The prepared remarks of Obama's 6,757-word speech made mention of one of the seminal accomplishments during his administration thus far: legislative repeal of the 1993 "don't ask, don't tell," policy, a victory he both reflected on and promised would usher in a new era of open service for gay and lesbian service members this year.

"Our troops come from every corner of this country -- they are black, white, Latino, Asian and Native American. They are Christian and Hindu, Jewish, and Muslim. And, yes, we know that some of them are gay," Obama said. "Starting this year, no American will be forbidden from serving the country they love because of who they love." (The declaration drew divided applause: To Obama's right, Vice President Joe Biden clapped with vigor; to his left, House speaker John Boehner declined to follow suit.)

But marriage equality, clearly the holy grail of civil rights advancements for national LGBT groups and an issue at the heart of multiple state battles, was not mentioned. That left some advocates, though perhaps not surprised, wanting more.

"I thought it was a good speech, aspirational in many ways, as it should be, even though I thought the president missed an opportunity to build on the repeal of 'don't ask, don't tell' and lead the nation forward toward full LGBT equality," said Richard Socarides, president of Equality Matters and a former White House adviser to President Bill Clinton.

In recent days, prominent advocates, authors, and pundits had called for not only a mention of marriage in the State of the Union address, but an endorsement of what many in the movement believe to be inevitable: a presidential seal of approval on marriage rights for gay and lesbian couples. The administration's number 2, Vice President Joe Biden, indicated as such in December when he said on Good Morning America that "there is an inevitability for a national consensus on gay marriage."

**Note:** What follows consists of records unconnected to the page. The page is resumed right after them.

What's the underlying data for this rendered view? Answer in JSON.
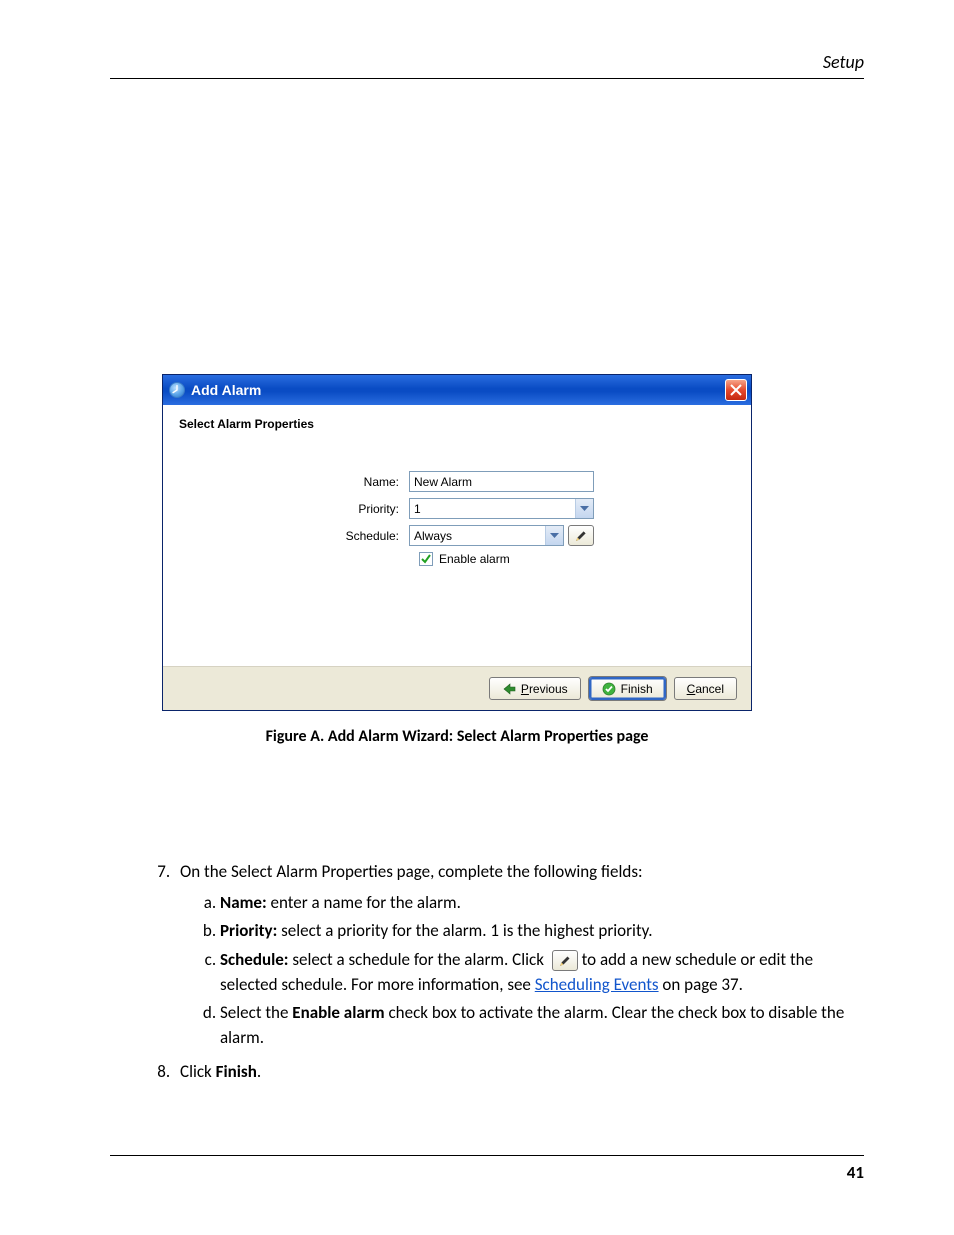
{
  "page": {
    "header": "Setup",
    "number": "41"
  },
  "dialog": {
    "title": "Add Alarm",
    "heading": "Select Alarm Properties",
    "labels": {
      "name": "Name:",
      "priority": "Priority:",
      "schedule": "Schedule:"
    },
    "fields": {
      "name_value": "New Alarm",
      "priority_value": "1",
      "schedule_value": "Always"
    },
    "checkbox": {
      "label": "Enable alarm",
      "checked": true
    },
    "buttons": {
      "previous_prefix": "P",
      "previous_suffix": "revious",
      "finish": "Finish",
      "cancel_prefix": "C",
      "cancel_suffix": "ancel"
    }
  },
  "figure_caption": "Figure A.  Add Alarm Wizard: Select Alarm Properties page",
  "body": {
    "step_lead_7a": "On the Select Alarm Properties page, complete the following fields:",
    "item_name_label": "Name:",
    "item_name_text": " enter a name for the alarm.",
    "item_priority_label": "Priority:",
    "item_priority_text": " select a priority for the alarm. 1 is the highest priority.",
    "item_schedule_label": "Schedule:",
    "item_schedule_text": " select a schedule for the alarm. Click ",
    "item_schedule_after_icon": " to add a new schedule or edit the selected schedule. For more information, see ",
    "item_schedule_link": "Scheduling Events",
    "item_schedule_link_page": " on page 37.",
    "item_enable_text": "Select the ",
    "item_enable_bold": "Enable alarm",
    "item_enable_tail": " check box to activate the alarm. Clear the check box to disable the alarm.",
    "step_7b": "Click ",
    "step_7b_bold": "Finish",
    "step_7b_tail": "."
  }
}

In a Sunday New York Times op-ed, Dan Savage, creator of the It Gets Better Project, wrote, "The president -- perhaps after introducing Daniel Hernandez Jr., the openly gay intern credited with saving [Arizona] Rep. Gabrielle Giffords's life -- should declare that the trend is clear: [T]his country increasingly believes that Mr. Hernandez and other lesbian, gay, bisexual, and transgender Americans should have all the same rights and responsibilities as other citizens."

Kerry Eleveld, Web editor of Equality Matters and former Washington correspondent for The Advocate, wrote in a Friday Washington Post op-ed that there is a "serious flaw in the president's position of viewing civil unions as a path to giving same-sex couples equal relationship recognition," given that the federal government currently denies parity for same-sex couples, a result of the 1996 Defense of Marriage Act.

Obama's position on gay marriage has been one of careful calculation in recent months. The president told Eleveld in a December interview that he's "wrestling" with the issue, two months after he said to AmericaBlog Gay's Joe Sudbay that "attitudes evolve, including mine," in respect to marriage equality.

"I have no particular insight in what this president will do other than his words that he is evolving," said Chad Griffin, board president of the American Foundation for Equal Rights, the group behind the federal challenge to California's Proposition 8. "Our job is to be as aggressive as we can be. And we have to work harder to move this President and this Congress toward a position for the freedom to marry, and to show all Americans the real-life consequences of inequality. And we see them every single day."

How to further influence President Obama on the issue in the run-up to the 2012 presidential election?

"Press him at every turn," Socarides said, "and do so creatively and strategically."